What didn’t escape him was the possibility that the thing might be worth something.
It took him several months of judicious asking around before he found out about Dr. Roung, the archeologist in Xian, and another few months before he made his way to the ancient capital. He’d never left the environs of the lake before. But profit was a powerful motivator.
One chilly morning, the smelly man was ushered through Dr. Roung’s office door. The archeologist had been examining the medieval Italian’s book about China that had so long puzzled him. He didn’t like puzzles he couldn’t solve. But he never considered conceding defeat. He took a last look at the book and returned it to the shelf. Without turning to face the fisherman he said, “My assistant tells me that you have something to show me?”
The fisherman looked around, not sure what to say or do.
The archeologist looked at the old man.
“Would you like a drink?”
The fisherman’s eyes widened. Dr. Roung never drank himself, but had found strong Chinese wine a useful enticement with the locals. He poured a glass. The man sat down.
Two glasses later, the man was ready to talk. “Excellency. Do you purchase ancient things? Small, ancient things?”
“From time to time I do.”
“It’s small, though,” the man said tentatively.
“Size is seldom an issue.”
The fisherman smiled then screwed up his face as if what he was about to say would cause him great pain. “What if it’s broken?” There was anxiety in the fisherman’s voice.

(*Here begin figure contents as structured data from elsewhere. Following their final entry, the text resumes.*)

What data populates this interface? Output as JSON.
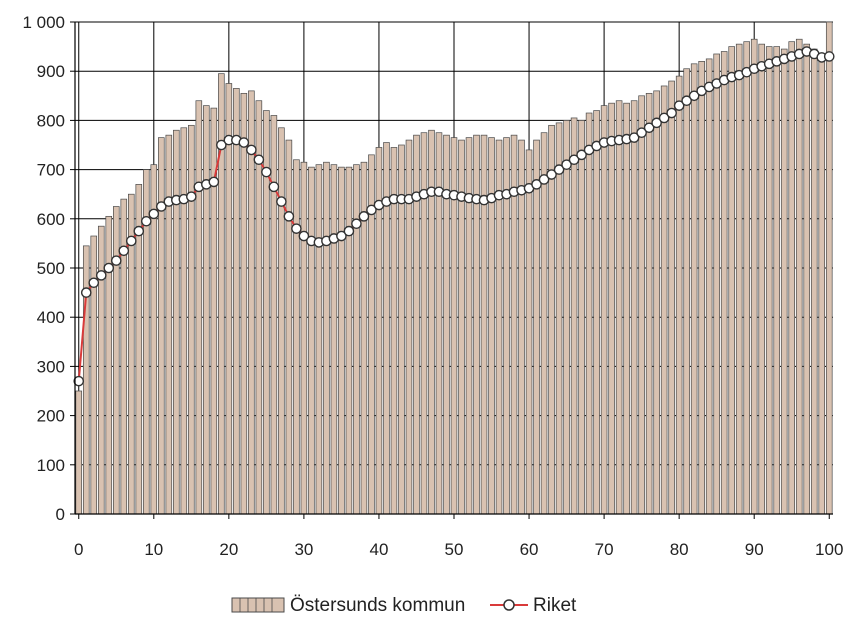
{
  "chart_data": {
    "type": "bar",
    "title": "",
    "xlabel": "",
    "ylabel": "",
    "xlim": [
      -0.5,
      100.5
    ],
    "ylim": [
      0,
      1000
    ],
    "x_ticks": [
      0,
      10,
      20,
      30,
      40,
      50,
      60,
      70,
      80,
      90,
      100
    ],
    "x_tick_labels": [
      "0",
      "10",
      "20",
      "30",
      "40",
      "50",
      "60",
      "70",
      "80",
      "90",
      "100"
    ],
    "y_ticks": [
      0,
      100,
      200,
      300,
      400,
      500,
      600,
      700,
      800,
      900,
      1000
    ],
    "y_tick_labels": [
      "0",
      "100",
      "200",
      "300",
      "400",
      "500",
      "600",
      "700",
      "800",
      "900",
      "1 000"
    ],
    "grid": true,
    "legend_position": "bottom",
    "colors": {
      "bar_fill": "#d9c2b1",
      "bar_stroke": "#4a4a4a",
      "line": "#d93a3a",
      "marker_fill": "#ffffff",
      "marker_stroke": "#333333",
      "grid": "#000000"
    },
    "x": [
      0,
      1,
      2,
      3,
      4,
      5,
      6,
      7,
      8,
      9,
      10,
      11,
      12,
      13,
      14,
      15,
      16,
      17,
      18,
      19,
      20,
      21,
      22,
      23,
      24,
      25,
      26,
      27,
      28,
      29,
      30,
      31,
      32,
      33,
      34,
      35,
      36,
      37,
      38,
      39,
      40,
      41,
      42,
      43,
      44,
      45,
      46,
      47,
      48,
      49,
      50,
      51,
      52,
      53,
      54,
      55,
      56,
      57,
      58,
      59,
      60,
      61,
      62,
      63,
      64,
      65,
      66,
      67,
      68,
      69,
      70,
      71,
      72,
      73,
      74,
      75,
      76,
      77,
      78,
      79,
      80,
      81,
      82,
      83,
      84,
      85,
      86,
      87,
      88,
      89,
      90,
      91,
      92,
      93,
      94,
      95,
      96,
      97,
      98,
      99,
      100
    ],
    "series": [
      {
        "name": "Östersunds kommun",
        "kind": "bar",
        "values": [
          250,
          545,
          565,
          585,
          605,
          625,
          640,
          650,
          670,
          700,
          710,
          765,
          770,
          780,
          785,
          790,
          840,
          830,
          825,
          895,
          875,
          865,
          855,
          860,
          840,
          820,
          810,
          785,
          760,
          720,
          715,
          705,
          710,
          715,
          710,
          705,
          705,
          710,
          715,
          730,
          745,
          755,
          745,
          750,
          760,
          770,
          775,
          780,
          775,
          770,
          765,
          760,
          765,
          770,
          770,
          765,
          760,
          765,
          770,
          760,
          740,
          760,
          775,
          790,
          795,
          800,
          805,
          800,
          815,
          820,
          830,
          835,
          840,
          835,
          840,
          850,
          855,
          860,
          870,
          880,
          890,
          905,
          915,
          920,
          925,
          935,
          940,
          950,
          955,
          960,
          965,
          955,
          950,
          950,
          945,
          960,
          965,
          955,
          945,
          920,
          1000
        ]
      },
      {
        "name": "Riket",
        "kind": "line",
        "values": [
          270,
          450,
          470,
          485,
          500,
          515,
          535,
          555,
          575,
          595,
          610,
          625,
          635,
          638,
          640,
          645,
          665,
          670,
          675,
          750,
          760,
          760,
          755,
          740,
          720,
          695,
          665,
          635,
          605,
          580,
          565,
          555,
          552,
          555,
          560,
          565,
          575,
          590,
          605,
          618,
          628,
          635,
          640,
          640,
          640,
          645,
          650,
          655,
          655,
          650,
          648,
          645,
          642,
          640,
          638,
          642,
          648,
          650,
          655,
          658,
          662,
          670,
          680,
          690,
          700,
          710,
          720,
          730,
          740,
          748,
          755,
          758,
          760,
          762,
          765,
          775,
          785,
          795,
          805,
          815,
          830,
          840,
          850,
          860,
          868,
          875,
          882,
          888,
          892,
          898,
          905,
          910,
          915,
          920,
          925,
          930,
          935,
          940,
          935,
          928,
          930
        ]
      }
    ]
  }
}
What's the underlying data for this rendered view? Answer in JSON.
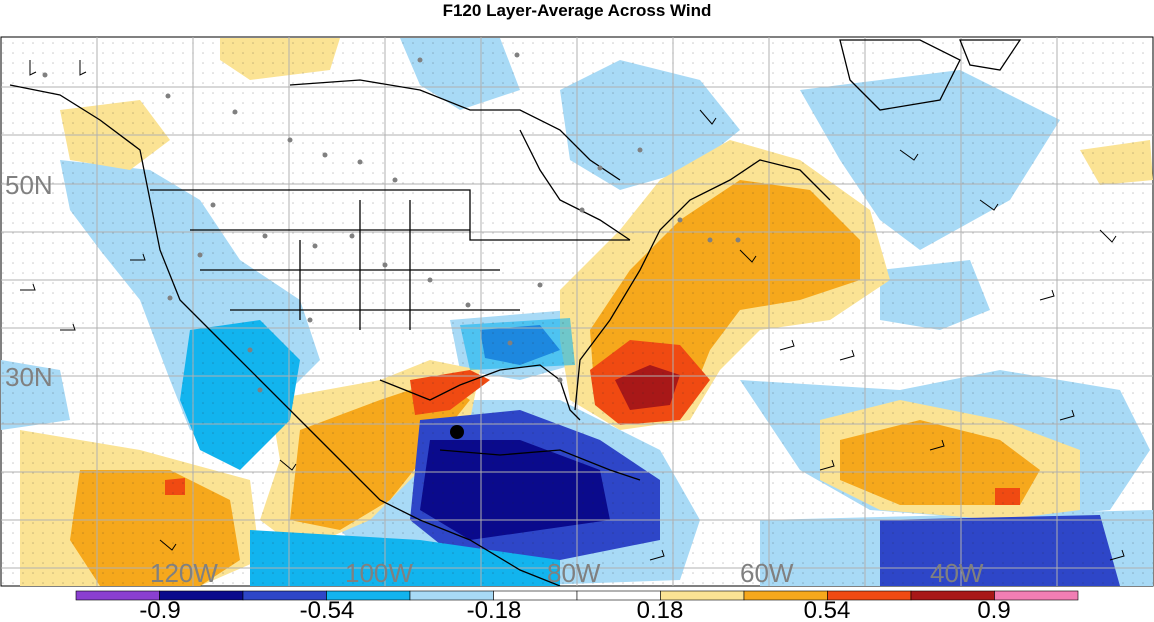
{
  "title": "F120 Layer-Average Across Wind",
  "map": {
    "lat_labels": [
      "50N",
      "30N"
    ],
    "lon_labels": [
      "120W",
      "100W",
      "80W",
      "60W",
      "40W"
    ],
    "label_color": "#808080",
    "land_color": "#ffffff",
    "grid_color": "#b0b0b0",
    "storm_marker": "black dot"
  },
  "colorbar": {
    "colors": [
      "#8a3fd0",
      "#0a0a8c",
      "#2e46c8",
      "#12b4ee",
      "#a8daf6",
      "#ffffff",
      "#ffffff",
      "#fbe394",
      "#f6a81c",
      "#f04a12",
      "#a81818",
      "#f27eb4"
    ],
    "tick_labels": [
      "-0.9",
      "-0.54",
      "-0.18",
      "0.18",
      "0.54",
      "0.9"
    ]
  }
}
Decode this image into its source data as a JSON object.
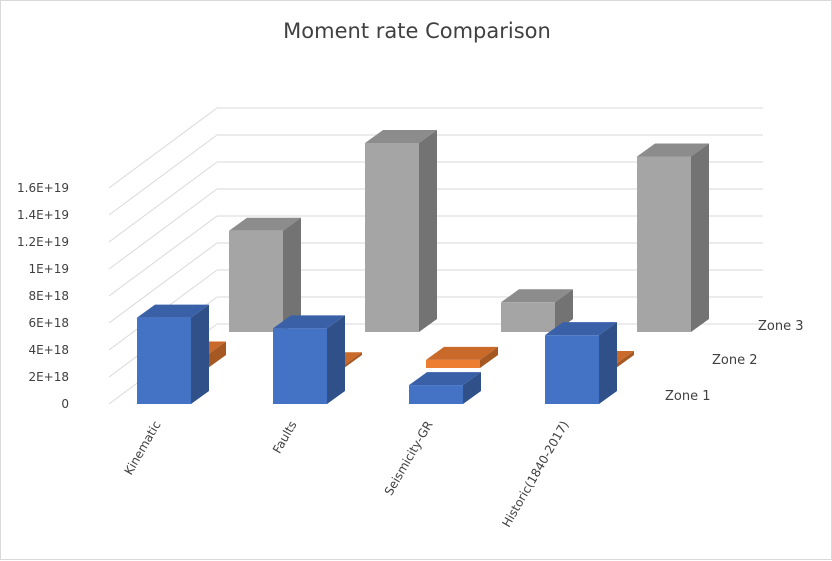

A brightness flashed for a moment across Dr. Roung’s face, then was gone. He took a breath. Then, with his anticipation concealed safely behind his eyes, he asked, “Cracked, you mean?”
“No, Excellency, broken – as if in half.”
The archeologist looked away from the fisherman. A few months earlier, he and his team had begun the third phase of the reclamation of the terra-cotta warriors. During the dig he had come across six small half-sculptures. All horses. All the front end – the emperor’s end. “Is it of a horse?” he asked as casually as he could manage.
The fisherman emitted a hiss.
“It is of a horse, isn’t it?”
The fisherman stumbled to his feet. “He thinks I’m a witch,” Dr. Roung thought. “Good.” He took a breath then said, “It’s worthless, old man.” He unlocked a drawer to his desk and took out the six half-horses and put them on the desk. “Worthless,” he repeated.
But the fisherman was canny. Over his many years he had done much bartering for fish and on occasion for cormorant chicks. “If they were worthless, why keep them under lock and key?” he thought. But he said nothing. Just bent his shoulders and turned toward the door.
“Show me your find, old man.”
“Why, Excellency?” The old fisherman locked eyes with the archeologist. “It has no value.”
“Show it to me.” Dr. Roung allowed a threatening tone into his voice. The fisherman heard it and backed off. Slowly he reached into his pocket and pulled out a dirty rag. Holding it in the palm of his left hand, he unwrapped the tiny thing.
The archeologist had to control his excitement. The perfect hindquarters were the first he had ever seen. His fingers itched to fit it together with one of the six frontquarters he had. His keen eye quickly eliminated the chance of a match with the first three of his horses. But horses four and six were real possibilities.
“Are there more where this came from, old man?”
The man scratched his neck, but didn’t answer.
“If you know where this came from, and are willing to show me, I’ll pay you handsomely.”
“How handsomely?” snapped back the old fisherman.